The coalition known as the Western Regional Air Partnership has developed a proposal that primarily consists of strategies for reducing sulfur dioxide, the Salt Lake Tribune reported. The haze that limits visibility is primarily from fine particulates and gases in the air that absorb and reflect light. The principle sources of these pollutants are coal-fired power plants, automobiles, the burning of forests and crops and dust from roads and construction sites, the article reported.

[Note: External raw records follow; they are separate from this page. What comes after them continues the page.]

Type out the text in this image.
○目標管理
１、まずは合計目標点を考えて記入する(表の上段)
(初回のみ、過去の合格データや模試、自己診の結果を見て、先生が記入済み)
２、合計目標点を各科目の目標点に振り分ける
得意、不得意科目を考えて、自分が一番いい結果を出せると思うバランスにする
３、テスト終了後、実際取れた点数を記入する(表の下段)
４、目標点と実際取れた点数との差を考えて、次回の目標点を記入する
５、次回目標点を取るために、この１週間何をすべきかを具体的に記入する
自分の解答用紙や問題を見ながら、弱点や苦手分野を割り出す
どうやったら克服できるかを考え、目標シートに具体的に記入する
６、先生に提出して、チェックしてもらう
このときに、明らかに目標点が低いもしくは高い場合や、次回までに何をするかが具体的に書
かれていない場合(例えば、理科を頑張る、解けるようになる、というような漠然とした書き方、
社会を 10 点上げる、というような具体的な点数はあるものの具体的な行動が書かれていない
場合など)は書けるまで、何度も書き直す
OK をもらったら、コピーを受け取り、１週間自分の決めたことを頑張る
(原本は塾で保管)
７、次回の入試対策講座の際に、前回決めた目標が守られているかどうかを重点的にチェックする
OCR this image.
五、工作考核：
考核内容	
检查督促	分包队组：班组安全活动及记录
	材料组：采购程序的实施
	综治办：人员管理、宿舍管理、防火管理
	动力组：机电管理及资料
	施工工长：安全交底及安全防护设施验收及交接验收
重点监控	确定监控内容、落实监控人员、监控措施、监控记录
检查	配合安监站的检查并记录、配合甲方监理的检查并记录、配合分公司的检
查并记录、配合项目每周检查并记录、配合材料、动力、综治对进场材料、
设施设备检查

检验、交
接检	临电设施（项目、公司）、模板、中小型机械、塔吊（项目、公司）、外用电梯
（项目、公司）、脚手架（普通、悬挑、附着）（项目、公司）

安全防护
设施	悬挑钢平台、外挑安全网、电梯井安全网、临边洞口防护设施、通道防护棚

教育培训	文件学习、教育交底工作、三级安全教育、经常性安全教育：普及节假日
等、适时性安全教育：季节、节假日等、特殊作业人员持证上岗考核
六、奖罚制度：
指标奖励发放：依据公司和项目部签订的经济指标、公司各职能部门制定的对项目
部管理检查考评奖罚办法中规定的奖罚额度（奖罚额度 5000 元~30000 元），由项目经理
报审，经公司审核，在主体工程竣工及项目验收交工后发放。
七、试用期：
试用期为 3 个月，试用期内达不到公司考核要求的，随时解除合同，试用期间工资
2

In 1977 the US Environmental Protection Agency developed regional haze regulations that allow states to develop strategies and programs to eventually reach a goal of "no man-made impairment." According to the article, the Western Regional Air Partnership proposed reducing annual sulfur dioxide emissions from the current regional level of 600,000 tons to as low as 435,000 tons by 2018. States are allowed the flexibility to develop strategies to meet these goals. If their strategies fall short, however, the partnership would kick in a backup plan that would cap state's emissions from industrial sources but would allow industries to trade credits among themselves on a regional basis, the article reported.